Injecting drug use and hepatitis C virus infection independently increase biomarkers of inflammatory disease risk which are incompletely restored by curative direct-acting antiviral therapy

Abstract

Background: Hepatitis C virus (HCV) infections are more prevalent in people who inject drugs (PWID) who often experience additional health risks. HCV induces inflammation and immune alterations that contribute to hepatic and non-hepatic morbidities. It remains unclear whether curative direct acting antiviral (DAA) therapy completely reverses immune alterations in PWID.

Methods: Plasma biomarkers of immune activation associated with chronic disease risk were measured in HCV-seronegative (n=24) and HCV RNA+ (n=32) PWID at baseline and longitudinally after DAA therapy. Adjusted generalised estimating equations were used to assess longitudinal changes in biomarker levels. Comparisons between community controls (n=29) and HCV-seronegative PWID were made using adjusted multiple regression modelling.

Results: HCV-seronegative PWID exhibited significantly increased levels of inflammatory biomarkers including soluble (s) TNF-RII, IL-6, sCD14 and sCD163 and the diabetes index HbA1c as compared to community controls. CXCL10, sTNF-RII, vascular cell adhesion molecule-1 and lipopolysaccharide binding protein (LBP) were additionally elevated in PWID with viremic HCV infection as compared to HCV- PWID. Whilst curative DAA therapy reversed some biomarkers, others including LBP and sTNF-RII remained elevated 48 weeks after HCV cure.

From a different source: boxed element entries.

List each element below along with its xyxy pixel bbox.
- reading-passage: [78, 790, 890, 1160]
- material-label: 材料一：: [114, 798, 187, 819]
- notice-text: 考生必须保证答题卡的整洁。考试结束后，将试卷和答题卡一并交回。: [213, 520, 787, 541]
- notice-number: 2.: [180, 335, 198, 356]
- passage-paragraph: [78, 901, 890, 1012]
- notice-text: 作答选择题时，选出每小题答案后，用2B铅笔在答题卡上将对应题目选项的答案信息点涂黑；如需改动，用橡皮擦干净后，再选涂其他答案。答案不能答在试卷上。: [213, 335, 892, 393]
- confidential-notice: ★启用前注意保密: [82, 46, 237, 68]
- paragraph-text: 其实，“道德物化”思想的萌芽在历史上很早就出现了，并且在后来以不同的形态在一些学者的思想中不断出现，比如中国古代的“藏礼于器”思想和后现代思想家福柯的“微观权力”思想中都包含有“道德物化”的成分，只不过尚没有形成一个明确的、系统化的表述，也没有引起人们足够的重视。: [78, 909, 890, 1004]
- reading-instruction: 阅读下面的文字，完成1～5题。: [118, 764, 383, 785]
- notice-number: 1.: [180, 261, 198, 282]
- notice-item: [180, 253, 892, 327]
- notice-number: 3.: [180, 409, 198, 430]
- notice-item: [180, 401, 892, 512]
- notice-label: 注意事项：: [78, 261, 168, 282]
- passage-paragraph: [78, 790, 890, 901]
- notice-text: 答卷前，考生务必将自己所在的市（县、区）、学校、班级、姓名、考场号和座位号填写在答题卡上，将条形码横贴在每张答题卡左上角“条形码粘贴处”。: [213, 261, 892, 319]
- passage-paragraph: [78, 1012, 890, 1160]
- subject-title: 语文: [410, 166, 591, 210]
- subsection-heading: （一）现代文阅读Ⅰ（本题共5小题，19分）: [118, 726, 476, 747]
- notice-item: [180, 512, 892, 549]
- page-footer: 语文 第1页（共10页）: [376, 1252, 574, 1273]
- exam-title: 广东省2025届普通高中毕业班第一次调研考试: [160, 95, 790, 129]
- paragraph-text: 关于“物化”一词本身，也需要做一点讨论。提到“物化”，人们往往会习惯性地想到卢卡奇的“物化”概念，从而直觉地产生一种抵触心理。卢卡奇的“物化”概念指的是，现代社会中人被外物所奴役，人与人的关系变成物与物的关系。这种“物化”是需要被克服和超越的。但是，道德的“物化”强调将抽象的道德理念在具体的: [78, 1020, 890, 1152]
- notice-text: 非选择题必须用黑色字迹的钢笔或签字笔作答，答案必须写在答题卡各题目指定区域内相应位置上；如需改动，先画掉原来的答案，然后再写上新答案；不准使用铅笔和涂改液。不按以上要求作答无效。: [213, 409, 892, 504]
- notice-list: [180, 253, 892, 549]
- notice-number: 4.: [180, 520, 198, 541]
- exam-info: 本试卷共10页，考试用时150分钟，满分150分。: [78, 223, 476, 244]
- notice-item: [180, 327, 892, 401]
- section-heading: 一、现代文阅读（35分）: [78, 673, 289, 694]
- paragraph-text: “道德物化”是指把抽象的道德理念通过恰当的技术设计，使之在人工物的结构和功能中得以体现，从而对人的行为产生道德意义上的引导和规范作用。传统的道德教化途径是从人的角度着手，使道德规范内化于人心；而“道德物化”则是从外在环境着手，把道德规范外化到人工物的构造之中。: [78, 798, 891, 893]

Conclusion: Elevated levels of inflammatory and chronic disease biomarkers in PWID suggest an increased risk of chronic morbidities such as diabetes and cardiovascular disease. HCV infection in PWID poses an additional disease burden, amplified by the incomplete reversal of immune dysfunction following DAA therapy. These findings highlight the need for heightened clinical surveillance of PWID for chronic inflammatory diseases, particularly those with a history of HCV infection.

Keywords: biomarkers; direct-acting antivirals; hepatitis C virus; inflammation; people who inject drugs.

Figure 1

Plasma biomarkers levels in community controls and PWID. Plasma biomarkers of inflammation and chronic disease risk were measured in HCV- community controls and PWID of a comparable age and sex. Annotations in blue text indicate association of each biomarker with relevant biological process. *, ** and *** indicate p value <0.05, 0.01 and 0.001 respectively as determined by multivariable linear regression analysis adjusted for age, sex and recent injecting drug use as described in Table 3 .

Figure 2

Impact of HCV infection and DAA therapy on biomarker levels in PWID. Model estimates of inflammatory biomarkers by HCV infection (pre-treatment timepoint), at end of DAA treatment and 48 weeks post-DAA therapy in HCV+ PWID with reference to HCV-uninfected PWID. Analysis was adjusted for sex, age and daily injecting drug use. Solid lines indicate parameters which were significantly different to HCV-uninfected PWID.

Figure 3

Plasma biomarker levels in PWID and HCV+ PWID pre and post DAA therapy. Inflammatory biomarkers were measured in PWID and PWID with chronic HCV infection prior to treatment (baseline; BL), and 12 weeks (12wk) or 48 weeks (48wk) after curative DAA therapy. Untransformed data are shown. CRP was not assessed at the 12 week timepoint whilst HbA1c was only assessed in HCV+ PWID 48 weeks after DAA therapy. Annotations in blue text indicate the association of each biomarker with relevant biological process. *, ** and *** indicate p value <0.05, 0.01 and 0.001, respectively as determined by multivariable linear regression (green asterisks, comparing to PWID to HCV+ PWID) or generalised estimating equation (red asterisks, comparing post-DAA to baseline in HCV+ PWID) analysis as described in Table 4 and Supplementary Table 2 , respectively. Note: similar statistical significance was obtained after removing two outlier datapoints from the CXCL10 analysis (data not shown).